Here you see the astronomical observation tower built in 1642 by Christian IV. It is 114 feet high, and amazingly has a spiral ramp up which the King was able to ride in a carriage to the top, so I was told. I didn't get to see the inside.
Christiana
In the 1970s a load of people that we might today call 'hippies' squatted here and formed their own community with its own laws. The government was not impressed with the fact that they didn't pay tax, and openly sold drugs, and there has been an intention to get rid of this community ever since. Matters have moved very slowly. They started paying taxes in 1994, and stopped selling hard drugs in 2004. Various forms of marijuana were on sale in one street when I was there, but the people who live there and the people who trade there are now quite different groups.

Some of the houses are eccentric.

Other houses are inventive, creative, and rather good.

Others are shacks.
I can see why the rulers of Copenhagen might want to take control of the area. It is very under-used, with low-density housing in run-down buildings on prime city centre land. One thing that struck me very clearly was that this was not an anarchic place. It was quite the reverse. It was very strictly ordered, but ordered the way the world used to be – mainly by the locals who had established themselves as leaders, with just a tribute paid to higher authority. There were signs forbidding fireworks, weapons, armour, and various other things.
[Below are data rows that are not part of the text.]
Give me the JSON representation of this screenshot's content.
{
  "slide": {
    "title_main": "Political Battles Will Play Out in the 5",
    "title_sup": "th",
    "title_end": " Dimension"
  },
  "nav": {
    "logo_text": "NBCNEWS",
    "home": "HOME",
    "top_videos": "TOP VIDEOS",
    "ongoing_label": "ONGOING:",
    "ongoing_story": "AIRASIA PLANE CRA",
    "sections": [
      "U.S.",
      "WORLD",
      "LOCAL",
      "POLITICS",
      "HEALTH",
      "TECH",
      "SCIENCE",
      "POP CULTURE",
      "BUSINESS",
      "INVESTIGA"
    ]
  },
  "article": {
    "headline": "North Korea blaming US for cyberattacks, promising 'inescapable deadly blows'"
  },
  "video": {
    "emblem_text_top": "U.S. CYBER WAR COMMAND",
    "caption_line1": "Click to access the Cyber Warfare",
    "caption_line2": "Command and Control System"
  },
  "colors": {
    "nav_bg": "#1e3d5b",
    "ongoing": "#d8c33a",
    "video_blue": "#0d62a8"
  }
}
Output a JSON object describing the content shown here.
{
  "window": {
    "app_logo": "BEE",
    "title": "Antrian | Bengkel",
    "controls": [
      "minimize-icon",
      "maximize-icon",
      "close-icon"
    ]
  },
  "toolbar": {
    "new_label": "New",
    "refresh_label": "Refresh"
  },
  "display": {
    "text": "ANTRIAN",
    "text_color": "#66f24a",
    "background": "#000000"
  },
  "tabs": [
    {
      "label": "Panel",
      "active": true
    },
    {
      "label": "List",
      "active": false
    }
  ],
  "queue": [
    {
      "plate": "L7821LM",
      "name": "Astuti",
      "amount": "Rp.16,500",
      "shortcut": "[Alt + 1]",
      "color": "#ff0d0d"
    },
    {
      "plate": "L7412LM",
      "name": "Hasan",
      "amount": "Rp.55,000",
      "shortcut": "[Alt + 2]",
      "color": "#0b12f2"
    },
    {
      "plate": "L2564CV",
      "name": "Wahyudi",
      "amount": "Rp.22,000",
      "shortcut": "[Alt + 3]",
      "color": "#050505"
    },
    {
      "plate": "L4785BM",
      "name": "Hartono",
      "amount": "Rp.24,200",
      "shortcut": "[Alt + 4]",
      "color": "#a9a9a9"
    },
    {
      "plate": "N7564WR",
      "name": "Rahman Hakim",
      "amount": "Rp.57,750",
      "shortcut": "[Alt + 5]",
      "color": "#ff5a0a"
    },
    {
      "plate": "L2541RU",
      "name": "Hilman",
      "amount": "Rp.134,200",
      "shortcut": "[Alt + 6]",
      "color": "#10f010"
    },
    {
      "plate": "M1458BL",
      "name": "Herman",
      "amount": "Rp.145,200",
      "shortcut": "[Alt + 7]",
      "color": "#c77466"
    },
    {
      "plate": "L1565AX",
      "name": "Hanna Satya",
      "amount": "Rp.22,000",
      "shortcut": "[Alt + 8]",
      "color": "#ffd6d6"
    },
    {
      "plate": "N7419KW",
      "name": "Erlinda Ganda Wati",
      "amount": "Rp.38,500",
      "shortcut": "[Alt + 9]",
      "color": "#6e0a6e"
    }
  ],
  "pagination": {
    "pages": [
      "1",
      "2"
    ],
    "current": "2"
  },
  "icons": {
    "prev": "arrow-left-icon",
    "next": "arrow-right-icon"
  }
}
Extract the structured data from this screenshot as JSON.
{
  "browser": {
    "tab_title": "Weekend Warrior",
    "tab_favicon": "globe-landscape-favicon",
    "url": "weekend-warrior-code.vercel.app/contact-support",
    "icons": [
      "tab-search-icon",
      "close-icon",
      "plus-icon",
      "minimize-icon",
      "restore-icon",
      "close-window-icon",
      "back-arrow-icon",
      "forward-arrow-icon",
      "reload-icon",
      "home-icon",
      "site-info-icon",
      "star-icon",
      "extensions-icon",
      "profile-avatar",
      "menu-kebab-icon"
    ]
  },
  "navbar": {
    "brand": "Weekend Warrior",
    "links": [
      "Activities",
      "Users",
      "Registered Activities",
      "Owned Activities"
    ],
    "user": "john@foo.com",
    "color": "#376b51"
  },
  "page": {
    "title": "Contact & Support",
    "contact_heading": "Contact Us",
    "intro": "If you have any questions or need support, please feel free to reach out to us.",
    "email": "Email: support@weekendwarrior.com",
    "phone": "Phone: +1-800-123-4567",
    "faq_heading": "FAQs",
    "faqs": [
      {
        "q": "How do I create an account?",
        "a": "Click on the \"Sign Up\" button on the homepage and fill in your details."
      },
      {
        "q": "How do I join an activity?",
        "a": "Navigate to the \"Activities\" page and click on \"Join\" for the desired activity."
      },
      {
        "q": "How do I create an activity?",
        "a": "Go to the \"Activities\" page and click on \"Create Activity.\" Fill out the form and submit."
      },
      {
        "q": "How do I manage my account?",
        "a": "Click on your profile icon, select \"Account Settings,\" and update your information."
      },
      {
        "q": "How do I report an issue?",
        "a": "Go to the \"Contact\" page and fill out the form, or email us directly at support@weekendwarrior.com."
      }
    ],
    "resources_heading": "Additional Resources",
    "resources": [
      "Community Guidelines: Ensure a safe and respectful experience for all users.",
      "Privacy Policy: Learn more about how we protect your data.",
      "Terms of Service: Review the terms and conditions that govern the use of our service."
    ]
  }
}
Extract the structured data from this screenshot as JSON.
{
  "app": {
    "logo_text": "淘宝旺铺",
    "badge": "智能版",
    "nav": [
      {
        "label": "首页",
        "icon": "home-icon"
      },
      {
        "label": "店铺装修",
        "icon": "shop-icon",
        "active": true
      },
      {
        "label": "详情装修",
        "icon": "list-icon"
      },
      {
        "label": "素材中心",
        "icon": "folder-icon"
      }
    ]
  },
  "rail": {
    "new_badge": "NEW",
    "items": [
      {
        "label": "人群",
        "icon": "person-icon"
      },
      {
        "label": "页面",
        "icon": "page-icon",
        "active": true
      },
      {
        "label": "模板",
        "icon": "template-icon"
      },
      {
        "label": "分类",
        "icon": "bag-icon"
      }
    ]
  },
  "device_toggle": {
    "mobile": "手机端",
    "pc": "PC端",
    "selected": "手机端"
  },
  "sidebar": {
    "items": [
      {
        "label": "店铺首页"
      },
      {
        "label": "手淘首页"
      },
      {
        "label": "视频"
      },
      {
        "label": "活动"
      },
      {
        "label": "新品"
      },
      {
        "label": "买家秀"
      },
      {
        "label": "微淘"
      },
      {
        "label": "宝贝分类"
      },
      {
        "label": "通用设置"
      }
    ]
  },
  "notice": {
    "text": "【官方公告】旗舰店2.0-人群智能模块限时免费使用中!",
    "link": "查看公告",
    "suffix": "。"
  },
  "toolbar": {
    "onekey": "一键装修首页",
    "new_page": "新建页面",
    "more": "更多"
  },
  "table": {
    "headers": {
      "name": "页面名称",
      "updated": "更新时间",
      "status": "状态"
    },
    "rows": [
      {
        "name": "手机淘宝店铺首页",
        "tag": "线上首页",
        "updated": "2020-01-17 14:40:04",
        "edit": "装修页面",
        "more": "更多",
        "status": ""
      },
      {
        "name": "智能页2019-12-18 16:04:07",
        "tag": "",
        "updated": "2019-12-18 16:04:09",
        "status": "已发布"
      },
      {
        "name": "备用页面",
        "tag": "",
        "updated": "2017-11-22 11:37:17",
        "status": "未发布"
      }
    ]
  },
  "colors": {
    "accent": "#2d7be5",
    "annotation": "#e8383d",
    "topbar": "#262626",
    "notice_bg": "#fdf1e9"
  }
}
Each property was clearly delineated with boundaries, and there was for instance a stables with a large paddock. It takes a lot of effort to establish a stable, and this business took up a lot of space, and reserved that space for the one use it had for it. The stable owners must have been pretty confident that people wouldn't keep hopping over the fence and using the space for other things.
Perhaps the most archic thing about the place was that many people would like to live there, but the incumbents make it next to impossible to move in. The original residents were all native Danes, and so the permanent residents there today (in stark contrast with many of those hanging around during the day) are all blue-eyed palefaces. There might not be anywhere in Europe with a more exclusive immigration policy.
Even the shacks there had a middle-class quality to them. They had neat little gardens with lawns and flower beds, and inside were shelves with books on.

Taken from inside Christiania: the church with the widdershins spiral staircase. I didn't get to go up it. Untrue legend has it that the designer died after discovering that he had made the stair go the way of the Devil.

Back to mainstream Copenhagen now...




The stock exchange building.


















































Wow - you got this far. Top marks for persistance. I hope you found it was worth the wear on your scrolling finger.